Published 12:00 am Saturday, June 3, 2000

You have read in the papers and heard on TV that the vote next Tuesday is not what is defined as a "major" election.

"Major" elections in Alabama are defined as those where constitutional officers are elected…governor, lieutenant governor, attorney general, etc…as well as the entire Legislature.

The election next Tuesday is mostly judicial-lots of judgeships to be filled, and what with the huge salaries and generous retirement benefits now given to judges, there is no shortage of candidates.

But minor though the election may be, don't think that trannslates into a short ballot. It doesn't. Also to be elected are delegates to the Democrat and Republican National Conventions, and the aspirants for those seats make the ballot very long.

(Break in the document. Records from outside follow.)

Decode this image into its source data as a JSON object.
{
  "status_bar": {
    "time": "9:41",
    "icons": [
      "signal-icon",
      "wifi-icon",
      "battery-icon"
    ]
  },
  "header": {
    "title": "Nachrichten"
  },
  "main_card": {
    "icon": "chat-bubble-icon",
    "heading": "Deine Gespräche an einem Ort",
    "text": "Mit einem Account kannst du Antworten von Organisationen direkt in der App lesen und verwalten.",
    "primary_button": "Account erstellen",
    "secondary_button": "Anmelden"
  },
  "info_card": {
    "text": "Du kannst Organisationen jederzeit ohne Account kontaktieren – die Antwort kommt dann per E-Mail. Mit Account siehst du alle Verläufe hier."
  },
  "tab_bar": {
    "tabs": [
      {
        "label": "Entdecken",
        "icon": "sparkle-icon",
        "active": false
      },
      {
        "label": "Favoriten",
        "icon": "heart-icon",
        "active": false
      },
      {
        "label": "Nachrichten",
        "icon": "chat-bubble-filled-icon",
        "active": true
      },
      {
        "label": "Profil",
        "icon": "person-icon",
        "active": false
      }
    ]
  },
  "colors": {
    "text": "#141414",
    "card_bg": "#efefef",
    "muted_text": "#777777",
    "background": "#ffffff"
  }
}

In fact if every person who goes to the polls votes in every race on the ballot you would need to take a sack lunch to eat while you stand in line. The lines could move that slowly. Happily, many voters will probably skip most of the delegate races. They always do.

The big race…the only one that has created even a blip on the radar screen and it is only a tiny blip…is that for chief justice of the Supreme Court in the Republican Primary.

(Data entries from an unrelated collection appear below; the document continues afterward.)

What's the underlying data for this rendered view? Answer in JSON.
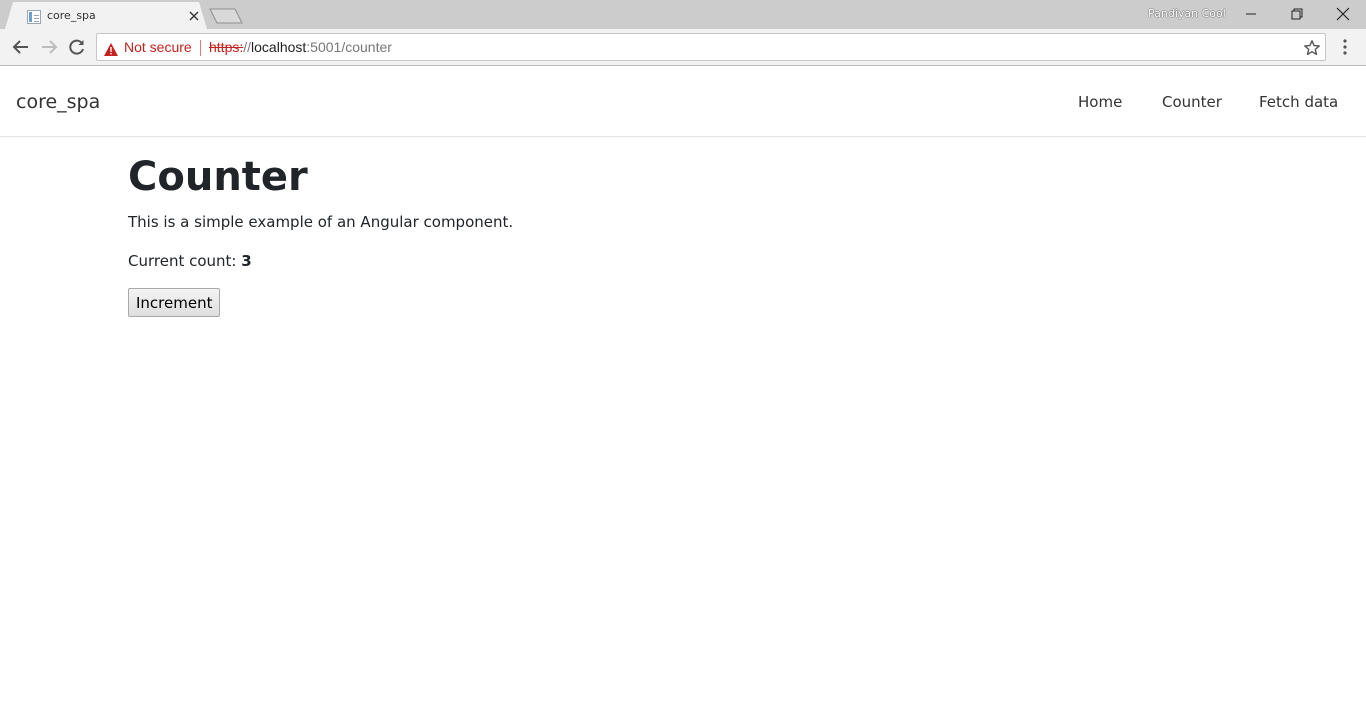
{
  "browser": {
    "tab_title": "core_spa",
    "profile_name": "Pandiyan Cool",
    "security_label": "Not secure",
    "url_scheme": "https:",
    "url_slashes": "//",
    "url_host": "localhost",
    "url_rest": ":5001/counter"
  },
  "navbar": {
    "brand": "core_spa",
    "links": [
      {
        "label": "Home"
      },
      {
        "label": "Counter"
      },
      {
        "label": "Fetch data"
      }
    ]
  },
  "main": {
    "title": "Counter",
    "description": "This is a simple example of an Angular component.",
    "count_label": "Current count: ",
    "count_value": "3",
    "increment_label": "Increment"
  },
  "colors": {
    "warning_red": "#c5221f",
    "chrome_gray": "#cccccc"
  }
}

Four members of the bench aspire for the highest position on the bench-Pam ("Walking") Bashab, Roy Moore, Harold See and Wayne Thorn. Moore and Thorn are sitting circuit judges, Bashab is a member of the Court of Criminal Appeals, and See is an associate justice of the Supreme Court.

The details of the retirement package given to longtime Alfa Insurance president Goodwin Myrick became public last week and it touched off more howls of disbelief and indignation than you can imagine.

It was indeed a generous golden parachute for the controversial Myrick. He will be paid more than $6 million in benefits over the next 10 years-each month he will receive a check of at least $50,000.

For many Alabamians who don't make $50,000-a-year, the send-off for Myrick seemed way out of line. However even his harshest critics…and he had a lot of them…can't deny that the giant insurance empire prospered greatly during his 20-year watch. Assets soared from less than $300 million to more than $2 billion.

It is not likely that the stockholders of Alfa begrudge Myrick's retirement package.

If one in a thousand of you recognize the name of Miss Emily Reed, you have an exceptional memory.

Miss Reed, 89, died in a retirement home in Maryland last week. Her story…her 15 minutes of fame…was one of the most bizarre of 1950s Alabama.

From 1957-1960 Miss Reed served as director of the Alabama Public Library Service Division. In total innocence Miss Reed gave her authorization for the placement of a number of children's books in the public libraries. One of the books she approved was entitled "The Rabbits' Wedding."

The book featured black and white rabbits playing together, and worse, it told the story of a wedding between a white and black rabbit.

Hard core segregationists in Alabama went ballistic. How dare such a book be made available to the children of Alabama? The stink they raised attracted national attention. And ridicule.

Miss Reed surived that firestorm but life here for her was never the same. She resigned in 1960.

Looking back on it today the whole affair looks laughable, but believe me, it wasn't laughable then.